Ajudem-me, o meu cão tem colesterol!


Ajudem-me, o meu cão tem colesterol!

Acredita-se que o ser humano é o único animal a quem assombra o facto de nunca mais poder comer enchidos devido a colesterol alto. No entanto, os níveis elevados de colesterol também podem prejudicar a saúde cardiovascular dos cães.

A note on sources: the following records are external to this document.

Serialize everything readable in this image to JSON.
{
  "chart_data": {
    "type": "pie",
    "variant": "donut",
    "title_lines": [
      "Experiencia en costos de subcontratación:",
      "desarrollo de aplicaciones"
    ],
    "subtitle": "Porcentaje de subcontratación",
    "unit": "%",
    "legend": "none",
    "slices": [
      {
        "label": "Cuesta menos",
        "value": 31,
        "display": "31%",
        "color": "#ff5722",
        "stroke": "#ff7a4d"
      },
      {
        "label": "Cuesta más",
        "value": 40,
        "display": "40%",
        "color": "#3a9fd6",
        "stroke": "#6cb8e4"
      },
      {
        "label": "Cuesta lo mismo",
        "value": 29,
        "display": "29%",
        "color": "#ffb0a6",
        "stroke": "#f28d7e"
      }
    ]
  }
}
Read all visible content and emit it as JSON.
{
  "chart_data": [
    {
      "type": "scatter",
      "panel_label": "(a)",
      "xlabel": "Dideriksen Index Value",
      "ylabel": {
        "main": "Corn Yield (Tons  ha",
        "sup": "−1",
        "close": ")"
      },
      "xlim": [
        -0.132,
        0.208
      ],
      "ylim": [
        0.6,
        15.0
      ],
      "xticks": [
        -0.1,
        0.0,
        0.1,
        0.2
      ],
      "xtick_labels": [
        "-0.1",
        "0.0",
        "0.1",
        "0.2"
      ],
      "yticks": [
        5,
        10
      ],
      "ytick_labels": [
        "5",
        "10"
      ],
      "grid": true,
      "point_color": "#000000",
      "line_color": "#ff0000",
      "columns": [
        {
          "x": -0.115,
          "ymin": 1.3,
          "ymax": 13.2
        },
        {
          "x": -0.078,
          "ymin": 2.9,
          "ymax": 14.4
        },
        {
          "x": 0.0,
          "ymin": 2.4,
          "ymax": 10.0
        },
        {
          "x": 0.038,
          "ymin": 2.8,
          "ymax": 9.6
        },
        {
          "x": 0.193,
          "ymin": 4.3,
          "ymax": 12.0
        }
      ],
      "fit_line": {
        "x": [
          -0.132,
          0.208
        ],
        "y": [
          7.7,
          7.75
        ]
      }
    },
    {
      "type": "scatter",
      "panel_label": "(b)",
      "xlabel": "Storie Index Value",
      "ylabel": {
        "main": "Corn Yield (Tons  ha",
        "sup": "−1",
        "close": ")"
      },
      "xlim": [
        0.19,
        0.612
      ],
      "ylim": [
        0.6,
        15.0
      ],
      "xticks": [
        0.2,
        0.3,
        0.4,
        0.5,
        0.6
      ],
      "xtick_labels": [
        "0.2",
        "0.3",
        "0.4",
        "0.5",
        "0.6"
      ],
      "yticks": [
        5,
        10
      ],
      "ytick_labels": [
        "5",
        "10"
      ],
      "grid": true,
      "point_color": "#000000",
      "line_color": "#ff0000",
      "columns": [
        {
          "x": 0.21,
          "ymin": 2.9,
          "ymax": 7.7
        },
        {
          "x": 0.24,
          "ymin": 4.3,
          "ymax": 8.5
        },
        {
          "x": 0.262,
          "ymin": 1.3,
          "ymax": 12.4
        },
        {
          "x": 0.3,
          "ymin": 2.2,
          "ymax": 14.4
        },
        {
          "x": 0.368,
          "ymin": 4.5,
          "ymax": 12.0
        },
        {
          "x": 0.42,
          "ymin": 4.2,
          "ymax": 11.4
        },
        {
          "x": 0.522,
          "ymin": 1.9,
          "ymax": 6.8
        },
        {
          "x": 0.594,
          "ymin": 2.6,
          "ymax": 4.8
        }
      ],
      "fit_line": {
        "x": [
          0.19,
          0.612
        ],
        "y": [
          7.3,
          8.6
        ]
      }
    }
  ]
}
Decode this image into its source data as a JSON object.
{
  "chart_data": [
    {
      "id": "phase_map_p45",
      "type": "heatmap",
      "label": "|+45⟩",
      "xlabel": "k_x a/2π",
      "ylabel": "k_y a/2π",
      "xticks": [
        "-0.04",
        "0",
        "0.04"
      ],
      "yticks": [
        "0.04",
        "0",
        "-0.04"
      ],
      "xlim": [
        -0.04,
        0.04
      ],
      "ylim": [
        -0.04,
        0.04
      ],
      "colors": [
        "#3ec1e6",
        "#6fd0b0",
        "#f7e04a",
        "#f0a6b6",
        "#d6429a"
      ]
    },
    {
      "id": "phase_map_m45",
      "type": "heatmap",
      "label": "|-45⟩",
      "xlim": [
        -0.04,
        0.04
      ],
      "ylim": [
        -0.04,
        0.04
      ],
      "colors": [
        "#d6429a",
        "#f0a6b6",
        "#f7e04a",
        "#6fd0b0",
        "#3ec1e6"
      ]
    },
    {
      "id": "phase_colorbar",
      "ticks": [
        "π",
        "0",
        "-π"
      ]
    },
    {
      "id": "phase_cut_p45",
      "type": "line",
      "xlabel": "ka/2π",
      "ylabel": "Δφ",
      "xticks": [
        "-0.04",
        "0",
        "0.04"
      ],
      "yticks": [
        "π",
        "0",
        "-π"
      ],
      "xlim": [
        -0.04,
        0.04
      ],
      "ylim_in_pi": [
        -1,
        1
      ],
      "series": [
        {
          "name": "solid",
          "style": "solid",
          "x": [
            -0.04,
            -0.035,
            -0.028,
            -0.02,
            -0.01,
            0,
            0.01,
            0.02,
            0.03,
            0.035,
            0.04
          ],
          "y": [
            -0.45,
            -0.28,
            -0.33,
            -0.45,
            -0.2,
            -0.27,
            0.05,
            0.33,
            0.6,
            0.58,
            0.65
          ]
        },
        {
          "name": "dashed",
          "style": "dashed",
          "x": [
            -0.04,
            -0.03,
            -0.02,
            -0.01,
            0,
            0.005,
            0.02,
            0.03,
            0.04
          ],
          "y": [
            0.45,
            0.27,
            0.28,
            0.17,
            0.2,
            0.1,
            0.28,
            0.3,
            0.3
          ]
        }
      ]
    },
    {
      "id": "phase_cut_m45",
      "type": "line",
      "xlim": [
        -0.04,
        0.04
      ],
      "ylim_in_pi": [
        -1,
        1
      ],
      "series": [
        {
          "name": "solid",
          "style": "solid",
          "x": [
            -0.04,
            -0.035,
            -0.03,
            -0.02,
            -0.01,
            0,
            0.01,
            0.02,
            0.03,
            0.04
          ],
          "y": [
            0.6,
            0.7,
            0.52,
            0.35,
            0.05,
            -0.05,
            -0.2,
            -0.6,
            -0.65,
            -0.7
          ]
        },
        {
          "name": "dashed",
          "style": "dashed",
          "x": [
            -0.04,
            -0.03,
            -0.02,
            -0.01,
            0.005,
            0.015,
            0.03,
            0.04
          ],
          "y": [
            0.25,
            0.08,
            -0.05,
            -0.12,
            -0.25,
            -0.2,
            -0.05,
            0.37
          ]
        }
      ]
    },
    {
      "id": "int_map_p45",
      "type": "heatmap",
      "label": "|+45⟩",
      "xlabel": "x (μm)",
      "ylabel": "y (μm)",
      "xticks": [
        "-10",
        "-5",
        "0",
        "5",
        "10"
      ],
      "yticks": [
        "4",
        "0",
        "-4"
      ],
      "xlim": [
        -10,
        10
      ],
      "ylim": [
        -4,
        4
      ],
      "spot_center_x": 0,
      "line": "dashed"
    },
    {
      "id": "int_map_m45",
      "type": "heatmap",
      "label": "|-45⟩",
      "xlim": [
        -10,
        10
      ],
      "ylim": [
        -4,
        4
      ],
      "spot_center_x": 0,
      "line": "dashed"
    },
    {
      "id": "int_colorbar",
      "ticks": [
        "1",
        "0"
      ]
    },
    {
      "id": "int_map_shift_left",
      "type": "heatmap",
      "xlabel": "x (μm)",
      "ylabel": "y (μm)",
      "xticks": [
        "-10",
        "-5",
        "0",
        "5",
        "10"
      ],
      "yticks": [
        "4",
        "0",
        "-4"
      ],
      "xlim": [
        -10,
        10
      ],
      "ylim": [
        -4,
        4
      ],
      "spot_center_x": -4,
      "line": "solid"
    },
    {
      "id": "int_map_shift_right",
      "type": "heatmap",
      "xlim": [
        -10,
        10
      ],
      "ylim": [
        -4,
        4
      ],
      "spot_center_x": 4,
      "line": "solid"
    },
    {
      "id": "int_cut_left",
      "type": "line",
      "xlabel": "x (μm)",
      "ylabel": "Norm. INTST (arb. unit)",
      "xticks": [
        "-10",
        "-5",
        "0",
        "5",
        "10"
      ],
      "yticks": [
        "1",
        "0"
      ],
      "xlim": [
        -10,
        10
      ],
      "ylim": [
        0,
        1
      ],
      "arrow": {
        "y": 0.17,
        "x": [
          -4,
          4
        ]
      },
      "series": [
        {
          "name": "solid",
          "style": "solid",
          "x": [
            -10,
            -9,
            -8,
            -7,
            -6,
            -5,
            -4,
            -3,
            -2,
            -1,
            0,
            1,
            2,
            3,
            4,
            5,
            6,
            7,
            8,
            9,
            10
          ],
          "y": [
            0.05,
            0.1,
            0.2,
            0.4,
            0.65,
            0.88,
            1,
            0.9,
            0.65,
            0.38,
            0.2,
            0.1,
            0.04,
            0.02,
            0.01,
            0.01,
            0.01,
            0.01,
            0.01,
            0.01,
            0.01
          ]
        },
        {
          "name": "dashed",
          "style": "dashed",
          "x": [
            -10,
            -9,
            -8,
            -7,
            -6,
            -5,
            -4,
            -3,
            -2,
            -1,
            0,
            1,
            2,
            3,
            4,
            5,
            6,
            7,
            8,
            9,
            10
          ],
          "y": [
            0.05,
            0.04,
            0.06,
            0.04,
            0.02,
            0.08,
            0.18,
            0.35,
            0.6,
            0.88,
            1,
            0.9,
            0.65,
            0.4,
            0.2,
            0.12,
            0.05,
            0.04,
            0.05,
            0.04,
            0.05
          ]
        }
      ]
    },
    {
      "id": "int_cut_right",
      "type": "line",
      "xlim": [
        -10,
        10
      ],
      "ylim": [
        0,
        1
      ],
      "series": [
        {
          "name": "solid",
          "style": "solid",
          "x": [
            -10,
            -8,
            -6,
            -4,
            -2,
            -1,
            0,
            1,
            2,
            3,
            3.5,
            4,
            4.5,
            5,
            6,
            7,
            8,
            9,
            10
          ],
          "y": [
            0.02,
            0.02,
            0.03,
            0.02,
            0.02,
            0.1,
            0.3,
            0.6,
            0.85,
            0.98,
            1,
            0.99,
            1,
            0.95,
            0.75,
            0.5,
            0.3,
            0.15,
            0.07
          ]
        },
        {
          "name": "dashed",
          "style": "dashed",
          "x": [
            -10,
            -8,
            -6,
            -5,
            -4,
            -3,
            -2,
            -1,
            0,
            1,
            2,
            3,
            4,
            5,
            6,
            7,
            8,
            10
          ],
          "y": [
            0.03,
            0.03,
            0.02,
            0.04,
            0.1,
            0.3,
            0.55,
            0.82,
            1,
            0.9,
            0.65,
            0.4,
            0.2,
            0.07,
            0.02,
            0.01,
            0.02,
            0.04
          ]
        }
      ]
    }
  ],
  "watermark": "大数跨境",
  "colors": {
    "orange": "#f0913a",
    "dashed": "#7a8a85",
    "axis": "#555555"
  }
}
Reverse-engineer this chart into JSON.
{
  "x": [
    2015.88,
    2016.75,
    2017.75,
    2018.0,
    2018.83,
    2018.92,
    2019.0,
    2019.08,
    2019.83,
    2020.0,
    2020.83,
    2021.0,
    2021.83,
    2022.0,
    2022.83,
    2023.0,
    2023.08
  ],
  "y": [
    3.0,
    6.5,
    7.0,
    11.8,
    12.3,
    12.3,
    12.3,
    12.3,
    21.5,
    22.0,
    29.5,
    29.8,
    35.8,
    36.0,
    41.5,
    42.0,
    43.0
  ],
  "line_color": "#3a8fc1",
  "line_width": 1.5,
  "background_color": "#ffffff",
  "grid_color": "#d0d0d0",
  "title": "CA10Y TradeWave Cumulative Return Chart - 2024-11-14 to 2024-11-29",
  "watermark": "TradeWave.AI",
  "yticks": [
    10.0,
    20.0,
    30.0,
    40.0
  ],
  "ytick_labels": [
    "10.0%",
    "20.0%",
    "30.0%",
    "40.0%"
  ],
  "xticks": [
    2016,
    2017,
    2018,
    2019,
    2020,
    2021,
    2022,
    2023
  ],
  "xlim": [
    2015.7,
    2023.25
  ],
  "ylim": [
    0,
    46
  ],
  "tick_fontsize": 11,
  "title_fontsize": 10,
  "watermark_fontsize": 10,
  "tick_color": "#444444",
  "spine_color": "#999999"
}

O colesterol é uma matéria gorda encontrada nos animais que é essencial para as membranas celulares. Só é problemático quando se acumula onde não deve, especialmente nas artérias, pois pode reduzir o fluxo sanguíneo e causar doenças graves, como ataques cardíacos, derrames e problemas circulatórios. Normalmente, os cães não sofrem de colesterol elevado, mas de uma doença com efeitos semelhantes, a “hiperlipemia”, que consiste no aumento dos lípidos (gorduras) no sangue. Estas matérias gordas podem assumir duas formas: triglicéridos, colesterol ou ambas. Os níveis elevados só de colesterol ocorrem com muito menos frequência em cães do que em humanos. A hiperlipemia pode ser considerada como o equivalente canino do colesterol elevado. A hiperlipemia resulta muitas vezes de outras doenças subjacentes, como a diabetes, hipotiroidismo, pancreatite, doenças hepáticas, obesidade e dietas ricas em gordura.

Em condições normais, quando o cão ingere os alimentos, a gordura decompõe-se e é assimilada num período entre 30 a 60 minutos. Nesse momento, ocorre um aumento natural dos níveis de triglicéridos e de colesterol, que se prolonga entre 3 a 10 horas. Porém, se as gorduras não forem decompostas e absorvidas adequadamente, os níveis podem permanecer elevados durante mais de 12 horas. Nesse caso, é muito provável que o cão sofra de hiperlipemia, com todos os sintomas que esta doença provoca: vómitos, diarreia, dor abdominal, inchaço abdominal, convulsões ou nódulos de gordura na pele.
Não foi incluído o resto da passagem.